The difference between Braque’s early work with Picasso and his later work without him is Paul Cézanne, whose work loomed large over all the great work before World War I. It was Braque’s struggle with Cézanne’s notion of passage—a signature hatching mark that Cézanne used to blend foreground with background, feature with landscape—that drove some of the best experiments in Cubism. The clash with Cézanne is absent from such later works as “Pitcher, Lemons, Fruit Dish” (1928) or “The Crystal Vase” (1929), paintings in which Braque wrestled with surface treatments instead. Braque’s Cubist still-life paintings are less Cubist and more still-life for it: He employs different kinds of brush strokes, for instance, to more accurately depict the various surfaces of marble, glass, and so on—techniques honed when he was a house painter.

Braque’s admirers will adore the Phillips Collection for its close, technical look under the hood of these still-life paintings.
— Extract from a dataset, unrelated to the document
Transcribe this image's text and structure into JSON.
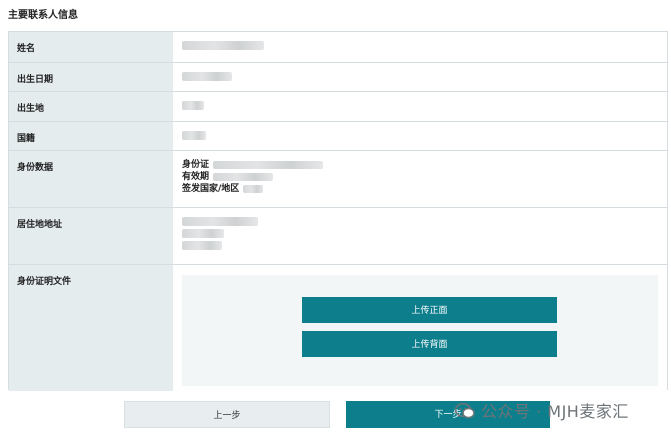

The museum brings a variety of tools to bear to demonstrate how Braque employed powdered quartz and fine gravel, for example, to achieve the surface of such paintings as “The Pink Tablecloth” and “Fruit, Glass, and Mandolin.” Yet the museum’s historical chronology of Braque’s career and events across Europe reveals alarming details about Braque’s work at the time. The museum notes that Carl Einstein—the art historian who tirelessly advocated for Braque, to the point of organizing Braque’s first survey, in Switzerland, in 1933—committed suicide on July 5, 1940, unable to escape the Nazis.

There is virtually no acknowledgement of pre-World War II anxiety in Braque’s still-life paintings—except, possibly, for the emergence of a skull in some still-life paintings in 1938. (Braque himself said that he was simply interested in the skull as form.) If Braque was suffering from any continental dread, he rarely acknowledged it—accepting only grudgingly any relationship between art and politics. “The painter lives through his age,” Braque offered in an interview in 1939. “But his work depends too much on the past for him to accommodate the changes of the hour.” In 1937, Picasso painted “Guernica,” one of the great works of lament and protest of all time. In 1942, Braque painted “Washstand Before the Window”—a wonderful still-life that precedes by six years the composition of Matisse’s masterpiece, “Interior with Egyptian Curtain” (on view in the Phillips Collection’s lobby), but a strictly academic accomplishment, given the circumstances.

It’s tempting to cast a critical eye on Braque’s place of honor in the Salon d’Automne in occupied Paris in 1943: He was historically radical enough to merit the honor, but at the time traditional enough so as to not offend anyone’s sensibilities. There is another way to think of Braque: as an obsessive. Once exposed to the possibilities of Cubism, he could not be diverted. The Phillips Collection exhibition makes the case for Braque as avant-guerre, if not avant-garde: the artist who never left one moment in time, the singular prewar concern with space, motion, and simultaneity, even as the world around him refused to stand still.